The Company has filed a registration statement (including a prospectus and related preliminary prospectus supplement for the offering) with the Securities and Exchange Commission (the “SEC”) for the offering to which this communication relates. Before you invest, you should read the preliminary prospectus supplement, the accompanying prospectus in that registration statement and the other documents the Company has filed with the SEC for more complete information about the Company and this offering. You may get these documents for free by visiting EDGAR on the SEC’s website at http://www.sec.gov. Alternatively, the Company, any underwriter or any dealer participating in the offering will arrange to send you the preliminary prospectus supplement and the accompanying prospectus if you request it by contacting Barclays Capital Inc. c/o Broadridge Financial Solutions by mail at 1155 Long Island Avenue, Edgewood, NY, 11717, by email at email@example.com, or by calling 888-603-5847; BofA Securities, Inc. by mail at NC1-004-03-43, 200 North College Street, 3rd Floor, Charlotte, NC, 28255-0001, Attn: Prospectus Department, by calling toll-free 1-800-294-1322; J.P. Morgan Securities LLC, by calling collect at 212-834-4533; or Morgan Stanley & Co. LLC by mail at 180 Varick Street, 2nd Floor, New York, NY 10014 Attn: Prospectus Department, by email at firstname.lastname@example.org, or by calling 866-718-1649.
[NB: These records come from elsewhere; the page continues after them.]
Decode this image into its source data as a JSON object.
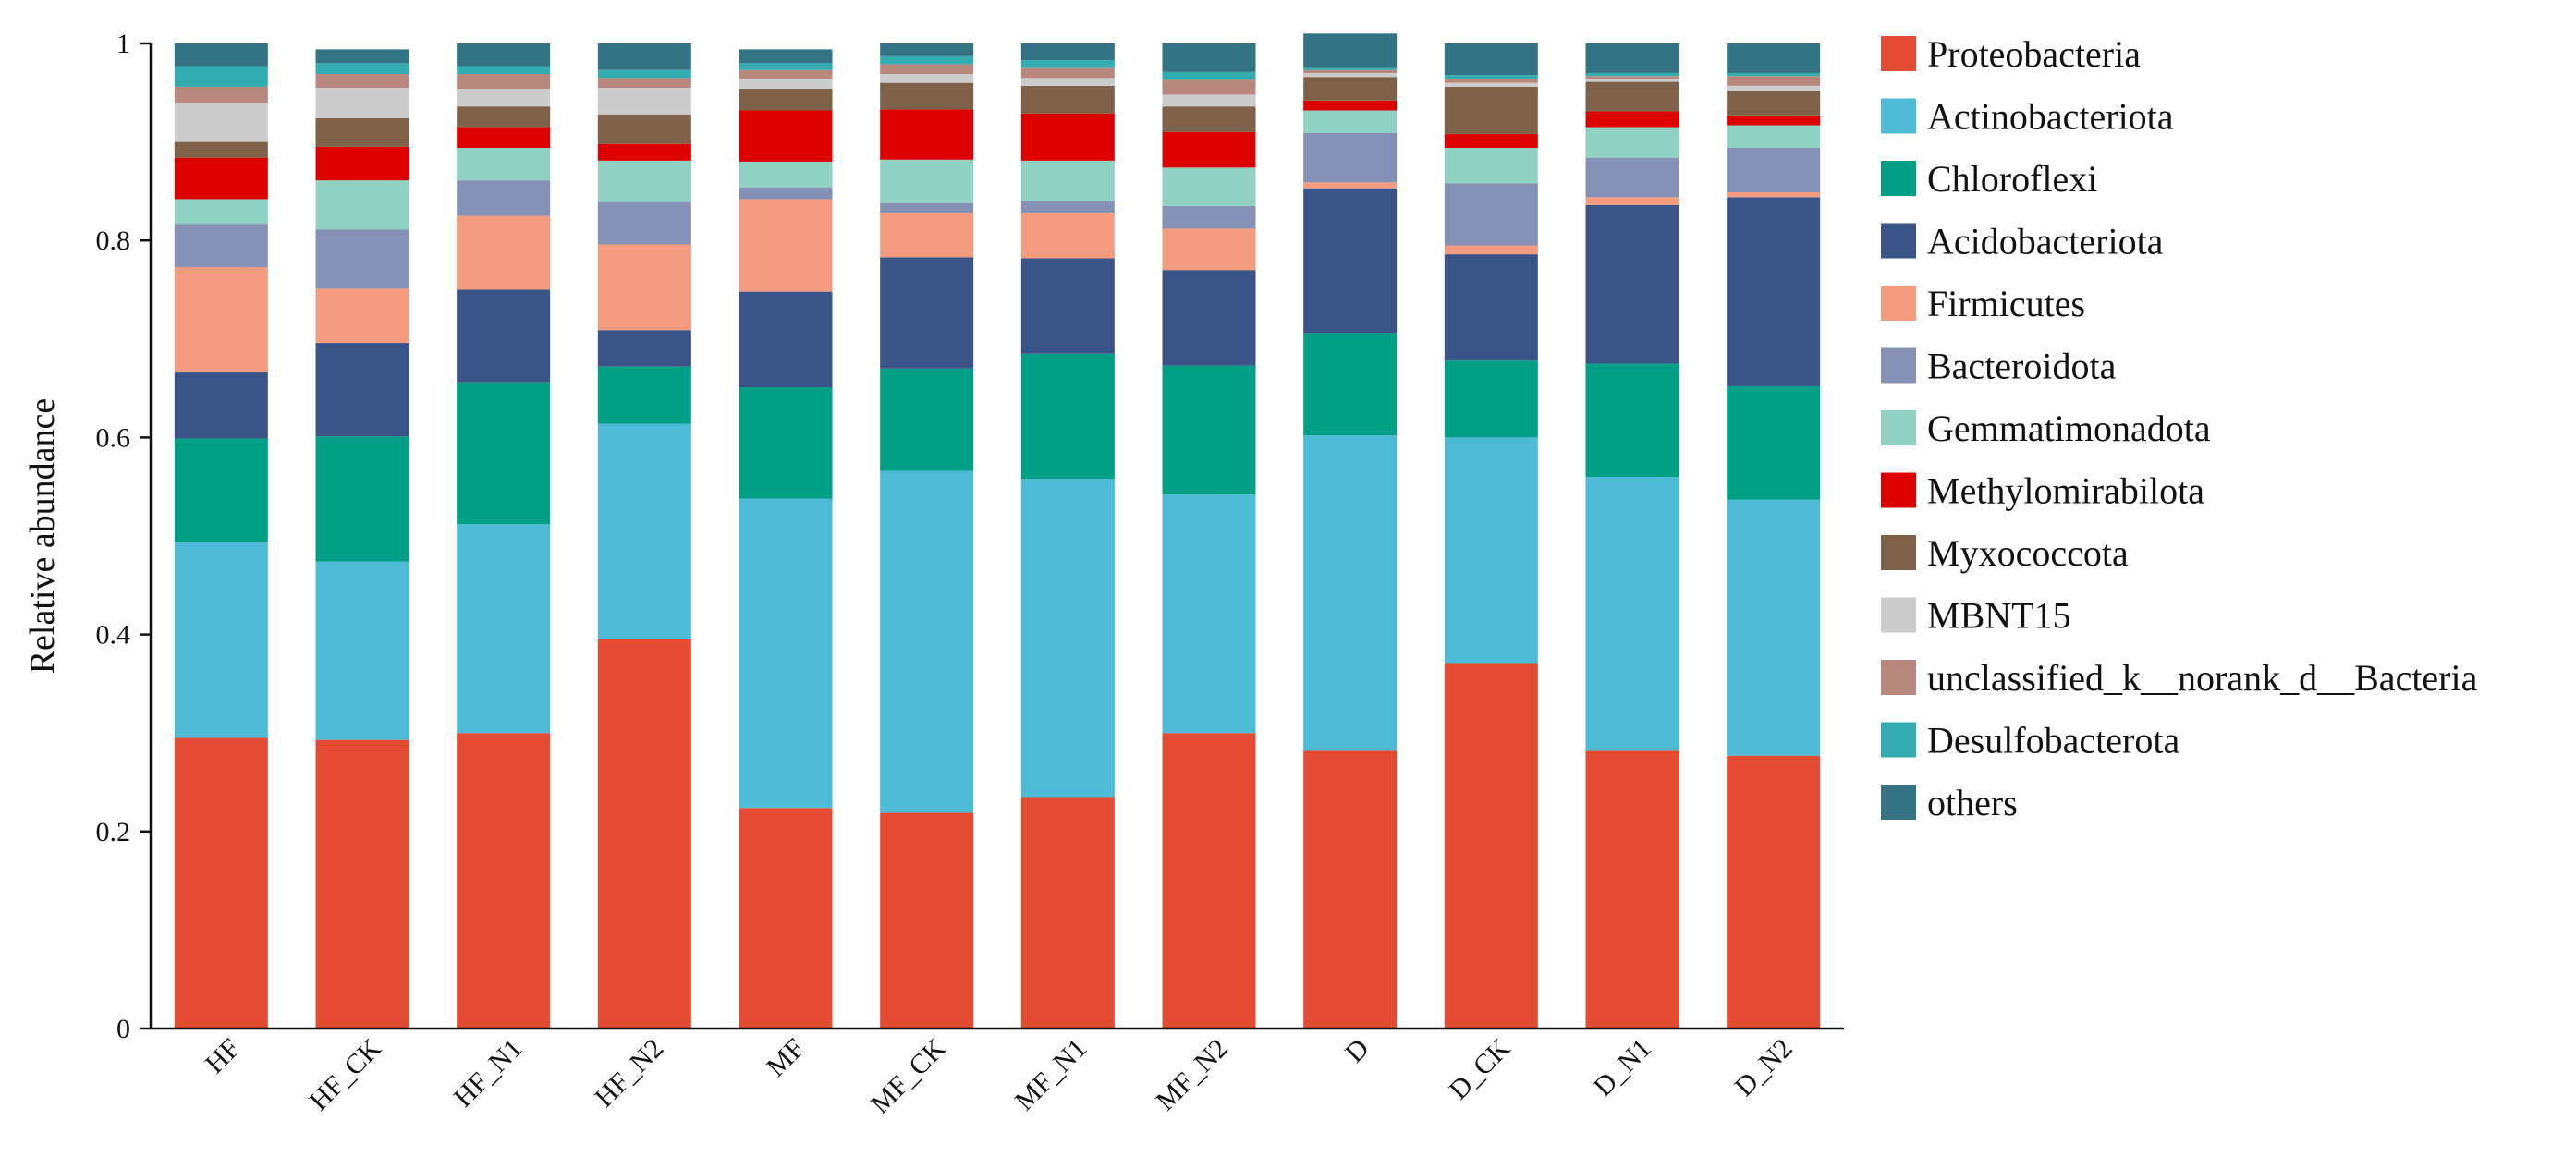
{
  "chart_data": {
    "type": "bar",
    "stacked": true,
    "title": "",
    "xlabel": "",
    "ylabel": "Relative abundance",
    "ylim": [
      0,
      1
    ],
    "yticks": [
      0,
      0.2,
      0.4,
      0.6,
      0.8,
      1
    ],
    "ytick_labels": [
      "0",
      "0.2",
      "0.4",
      "0.6",
      "0.8",
      "1"
    ],
    "categories": [
      "HF",
      "HF_CK",
      "HF_N1",
      "HF_N2",
      "MF",
      "MF_CK",
      "MF_N1",
      "MF_N2",
      "D",
      "D_CK",
      "D_N1",
      "D_N2"
    ],
    "legend_position": "right",
    "series": [
      {
        "name": "Proteobacteria",
        "color": "#E34B33",
        "values": [
          0.295,
          0.293,
          0.3,
          0.395,
          0.224,
          0.219,
          0.235,
          0.3,
          0.282,
          0.371,
          0.282,
          0.277
        ]
      },
      {
        "name": "Actinobacteriota",
        "color": "#4DBAD6",
        "values": [
          0.199,
          0.181,
          0.212,
          0.219,
          0.314,
          0.347,
          0.323,
          0.242,
          0.32,
          0.229,
          0.278,
          0.26
        ]
      },
      {
        "name": "Chloroflexi",
        "color": "#009F86",
        "values": [
          0.105,
          0.127,
          0.144,
          0.058,
          0.113,
          0.104,
          0.127,
          0.131,
          0.104,
          0.078,
          0.115,
          0.115
        ]
      },
      {
        "name": "Acidobacteriota",
        "color": "#3B5488",
        "values": [
          0.067,
          0.095,
          0.094,
          0.037,
          0.097,
          0.113,
          0.097,
          0.097,
          0.147,
          0.108,
          0.161,
          0.192
        ]
      },
      {
        "name": "Firmicutes",
        "color": "#F29B7F",
        "values": [
          0.107,
          0.055,
          0.075,
          0.087,
          0.094,
          0.045,
          0.046,
          0.042,
          0.006,
          0.009,
          0.008,
          0.005
        ]
      },
      {
        "name": "Bacteroidota",
        "color": "#8491B4",
        "values": [
          0.044,
          0.06,
          0.036,
          0.043,
          0.012,
          0.01,
          0.012,
          0.023,
          0.05,
          0.063,
          0.04,
          0.045
        ]
      },
      {
        "name": "Gemmatimonadota",
        "color": "#91D1C2",
        "values": [
          0.025,
          0.05,
          0.033,
          0.042,
          0.026,
          0.044,
          0.041,
          0.039,
          0.023,
          0.036,
          0.031,
          0.023
        ]
      },
      {
        "name": "Methylomirabilota",
        "color": "#DC0000",
        "values": [
          0.042,
          0.034,
          0.021,
          0.017,
          0.052,
          0.051,
          0.048,
          0.036,
          0.01,
          0.014,
          0.016,
          0.01
        ]
      },
      {
        "name": "Myxococcota",
        "color": "#7E6148",
        "values": [
          0.016,
          0.029,
          0.021,
          0.03,
          0.022,
          0.027,
          0.028,
          0.026,
          0.024,
          0.048,
          0.03,
          0.025
        ]
      },
      {
        "name": "MBNT15",
        "color": "#CCCCCC",
        "values": [
          0.04,
          0.031,
          0.018,
          0.027,
          0.01,
          0.009,
          0.008,
          0.012,
          0.004,
          0.004,
          0.003,
          0.005
        ]
      },
      {
        "name": "unclassified_k__norank_d__Bacteria",
        "color": "#B8877E",
        "values": [
          0.016,
          0.014,
          0.015,
          0.01,
          0.009,
          0.01,
          0.01,
          0.015,
          0.003,
          0.004,
          0.003,
          0.01
        ]
      },
      {
        "name": "Desulfobacterota",
        "color": "#33ADB0",
        "values": [
          0.021,
          0.011,
          0.008,
          0.008,
          0.007,
          0.008,
          0.008,
          0.008,
          0.002,
          0.004,
          0.003,
          0.003
        ]
      },
      {
        "name": "others",
        "color": "#337383",
        "values": [
          0.023,
          0.014,
          0.023,
          0.027,
          0.014,
          0.013,
          0.017,
          0.029,
          0.035,
          0.032,
          0.03,
          0.03
        ]
      }
    ]
  }
}
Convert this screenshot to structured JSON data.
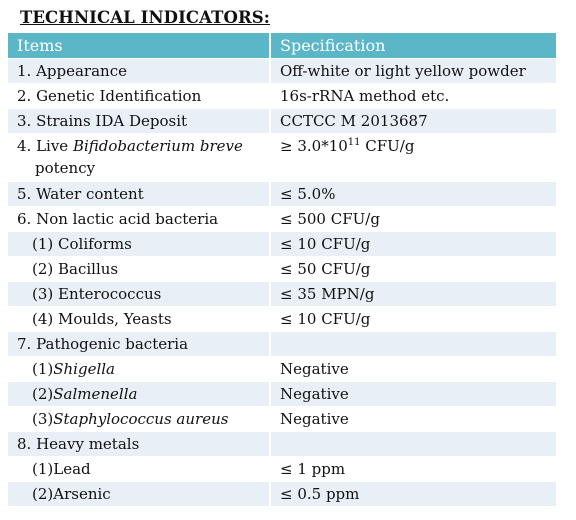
{
  "title": "TECHNICAL INDICATORS:",
  "headers": {
    "items": "Items",
    "spec": "Specification"
  },
  "rows": {
    "r1": {
      "item": "1. Appearance",
      "spec": "Off-white or light yellow powder"
    },
    "r2": {
      "item": "2. Genetic Identification",
      "spec": "16s-rRNA method etc."
    },
    "r3": {
      "item": "3. Strains IDA Deposit",
      "spec": "CCTCC M 2013687"
    },
    "r4": {
      "item_prefix": "4. Live ",
      "item_italic": "Bifidobacterium breve",
      "item_suffix": "potency",
      "spec_base": "≥ 3.0*10",
      "spec_exp": "11",
      "spec_unit": " CFU/g"
    },
    "r5": {
      "item": "5. Water content",
      "spec": "≤ 5.0%"
    },
    "r6": {
      "item": "6. Non lactic acid bacteria",
      "spec": "≤ 500 CFU/g"
    },
    "r6a": {
      "item": "(1) Coliforms",
      "spec": "≤ 10 CFU/g"
    },
    "r6b": {
      "item": "(2) Bacillus",
      "spec": "≤ 50 CFU/g"
    },
    "r6c": {
      "item": "(3) Enterococcus",
      "spec": "≤ 35 MPN/g"
    },
    "r6d": {
      "item": "(4) Moulds, Yeasts",
      "spec": "≤ 10 CFU/g"
    },
    "r7": {
      "item": "7. Pathogenic bacteria"
    },
    "r7a": {
      "prefix": "(1)",
      "italic": "Shigella",
      "spec": "Negative"
    },
    "r7b": {
      "prefix": "(2)",
      "italic": "Salmenella",
      "spec": "Negative"
    },
    "r7c": {
      "prefix": "(3)",
      "italic": "Staphylococcus aureus",
      "spec": "Negative"
    },
    "r8": {
      "item": "8. Heavy metals"
    },
    "r8a": {
      "item": "(1)Lead",
      "spec": "≤ 1 ppm"
    },
    "r8b": {
      "item": "(2)Arsenic",
      "spec": "≤ 0.5 ppm"
    }
  },
  "colors": {
    "header_bg": "#5bb7c8",
    "row_alt_bg": "#e8eff6"
  }
}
This press release shall not constitute an offer to sell nor a solicitation of an offer to buy any securities and shall not constitute an offer, solicitation or sale in any jurisdiction in which such offer, solicitation or sale would be unlawful. The offering of the Notes may be made only by means of a prospectus supplement and the accompanying prospectus.
Founded in 1899, VF Corporation is one of the world’s largest apparel, footwear and accessories companies connecting people to the lifestyles, activities and experiences they cherish most through a family of iconic outdoor, active and workwear brands including Vans®, The North Face®, Timberland® and Dickies®. Our purpose is to power movements of sustainable and active lifestyles for the betterment of people and our planet. We connect this purpose with a relentless drive to succeed to create value for all stakeholders and use our company as a force for good.